Edgardo Moreira es el absorbente protagonista de «El padre», de August Strindberg, con adaptación y dirección de Marcelo Velázquez, quien al frente de un poderoso elenco recrea un conflicto de fines del siglo XIX que tiene fuertes repercusiones con la actualidad, y se representa en La Carpintería, Jean Jaurés 858, los miércoles a las 20.30.
Es un drama sobre la sociedad sueca en la que Moreira es un ex capitán del ejército, en la actualidad dedicado a la investigación científica, casado con una mujer de su clase (Marcela Ferradás) y padre de una joven (Denise Gómez Rivero), mientras por allí andan una nodriza (Ana María Castel), un médico de familia (Enrique Dumont), un cuñado y pastor protestante (Luis Gasloli) y un ayudante de cámara del militar (Santiago Molina Cueli).

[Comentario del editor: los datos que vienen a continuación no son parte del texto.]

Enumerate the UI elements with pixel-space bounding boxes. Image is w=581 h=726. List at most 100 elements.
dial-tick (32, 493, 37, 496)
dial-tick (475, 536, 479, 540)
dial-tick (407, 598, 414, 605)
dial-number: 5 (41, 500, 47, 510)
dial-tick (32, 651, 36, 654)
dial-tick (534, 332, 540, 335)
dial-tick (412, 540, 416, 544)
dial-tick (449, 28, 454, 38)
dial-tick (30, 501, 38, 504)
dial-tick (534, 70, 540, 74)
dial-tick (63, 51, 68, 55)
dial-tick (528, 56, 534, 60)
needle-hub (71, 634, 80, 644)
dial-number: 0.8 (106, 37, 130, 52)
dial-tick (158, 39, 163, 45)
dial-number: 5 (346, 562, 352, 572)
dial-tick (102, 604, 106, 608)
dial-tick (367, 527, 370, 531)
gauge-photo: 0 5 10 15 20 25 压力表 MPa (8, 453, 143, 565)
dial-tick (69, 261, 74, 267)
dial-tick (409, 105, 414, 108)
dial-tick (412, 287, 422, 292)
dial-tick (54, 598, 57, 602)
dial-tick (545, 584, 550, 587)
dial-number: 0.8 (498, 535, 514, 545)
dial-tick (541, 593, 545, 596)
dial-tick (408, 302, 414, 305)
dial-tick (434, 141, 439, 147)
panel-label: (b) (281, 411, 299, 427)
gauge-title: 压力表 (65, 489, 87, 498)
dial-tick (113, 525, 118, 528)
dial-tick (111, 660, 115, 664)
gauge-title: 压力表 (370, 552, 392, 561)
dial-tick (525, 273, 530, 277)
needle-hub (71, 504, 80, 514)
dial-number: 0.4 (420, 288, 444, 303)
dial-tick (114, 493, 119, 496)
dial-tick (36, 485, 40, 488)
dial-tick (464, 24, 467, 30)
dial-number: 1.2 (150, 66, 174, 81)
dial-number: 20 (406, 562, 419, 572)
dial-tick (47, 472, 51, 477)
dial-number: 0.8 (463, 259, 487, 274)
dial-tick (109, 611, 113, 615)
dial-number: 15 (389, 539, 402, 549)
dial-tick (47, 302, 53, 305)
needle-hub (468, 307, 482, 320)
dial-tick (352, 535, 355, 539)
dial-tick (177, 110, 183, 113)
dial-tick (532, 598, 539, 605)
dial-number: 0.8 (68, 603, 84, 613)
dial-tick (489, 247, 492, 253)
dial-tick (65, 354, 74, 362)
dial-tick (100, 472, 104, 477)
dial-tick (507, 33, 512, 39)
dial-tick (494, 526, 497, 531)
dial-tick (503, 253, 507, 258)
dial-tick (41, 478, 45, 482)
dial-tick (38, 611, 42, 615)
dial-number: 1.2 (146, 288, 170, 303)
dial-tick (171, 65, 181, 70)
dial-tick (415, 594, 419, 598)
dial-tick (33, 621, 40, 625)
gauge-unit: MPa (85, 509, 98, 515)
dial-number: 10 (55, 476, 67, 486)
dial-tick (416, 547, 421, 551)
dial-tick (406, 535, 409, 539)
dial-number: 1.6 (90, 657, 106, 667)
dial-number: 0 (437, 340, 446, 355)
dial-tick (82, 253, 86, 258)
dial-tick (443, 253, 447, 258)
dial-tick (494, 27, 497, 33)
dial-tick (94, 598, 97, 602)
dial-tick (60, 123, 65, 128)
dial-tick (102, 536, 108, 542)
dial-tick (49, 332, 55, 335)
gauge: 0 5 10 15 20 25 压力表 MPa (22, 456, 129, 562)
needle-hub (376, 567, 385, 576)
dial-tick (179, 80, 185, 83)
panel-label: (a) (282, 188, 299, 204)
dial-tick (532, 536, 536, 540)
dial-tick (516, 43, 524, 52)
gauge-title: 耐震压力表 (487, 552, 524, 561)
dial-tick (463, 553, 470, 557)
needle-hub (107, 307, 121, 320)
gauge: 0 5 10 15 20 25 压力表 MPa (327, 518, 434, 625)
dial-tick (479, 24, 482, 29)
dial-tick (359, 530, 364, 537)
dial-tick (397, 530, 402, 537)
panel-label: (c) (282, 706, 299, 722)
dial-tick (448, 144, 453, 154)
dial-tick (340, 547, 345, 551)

Velázquez hace un recorte funcional de los tres actos originales y si bien no ubica geográficamente la acción en una vivienda rural en la inmediaciones de Estocolmo -se habla de «la ciudad»- mantiene a los siete personajes y los dota de un lenguaje actual y con pequeñas irreverencias: la inclusión de un parlamento de Shylock en «El mercader de Venecia», una alusión a Caperucita Roja, un poema de Gustavo Adolfo Bécquer, pero no hace «su» versión como está en boga, cuando ciertos directores desplazan al autor clásico y creen superarlo.
El conflicto principal se establece entre el Capitán y su mujer, en apariencia por la educación de la única hija -él aboga por enviarla a casa de unos conocidos en un centro urbano para que estudie alguna carrera; ella prefiere que se quede en casa- y de ese diferendo, en el que la chica tiene poco margen de opinión, se desprenden otras cosas.
Entre ellas, que la esposa piensa que su marido está volviéndose loco, le intercepta las cartas que él envía a los libreros para conseguir material para sus investigaciones e intenta conseguir el acuerdo del médico para declararlo insano y poder disponer del manejo económico de la casa, algo que entonces la ley vedaba a las mujeres, dentro de un tejido dramático magistral que Velázquez no traiciona.
Es cierto, Strindberg fue acusado de misógino por varias de sus obras -no lo era mucho más que la idiosincrasia general de su época- pero no se puede negar su capacidad para describir ese ambiente neurótico en el que la pugna por el poder en esa familia cercada por las creencias religiosas enfrentadas a la razón produce un infierno sartreano antes de tiempo.
También hay que tener en cuenta la situación de esas mujeres invalidadas como ciudadanas y condenadas al resentimiento personal -la esposa-, a la actitud maternal y contempladora de la nodriza y la inevitable invalidez social de la hija, que en este caso felizmente no está destinada a un matrimonio por conveniencia.
Finalmente el hombre se recibe de loco por presión familiar y quizá por angustia existencial, echando por tierra sus trabajos científicos y obsesionándose por la filiación de su hija: no hay quien le quite de la mente que es el fruto de un engaño de su mujer ya que como en ciertas religiones sólo la maternidad sigue la línea de sangre y lo demás es incomprobable, ya que faltaba algo así como un siglo para conocer el ADN.
El gran acierto de la puesta -que cuenta con un inteligente dispositivo escénico de Ariel Vaccaro que aúna un par de pasarelas con el escritorio del Capitán- es la creación de un clima que pocas veces se da en el teatro: aparte de la presencia escénica de Moreira y el gran aporte de la talentosa Ferradás como esa mujer de controladas pasiones interiores, es conmovedor el trabajo de Castel y correctísimo el de Dumont -hijo del gran Ulises- y hasta los episódicos Gómez Rivero, Gasloli y Molina Cueli llegan al espectador con una verosimilitud poco común.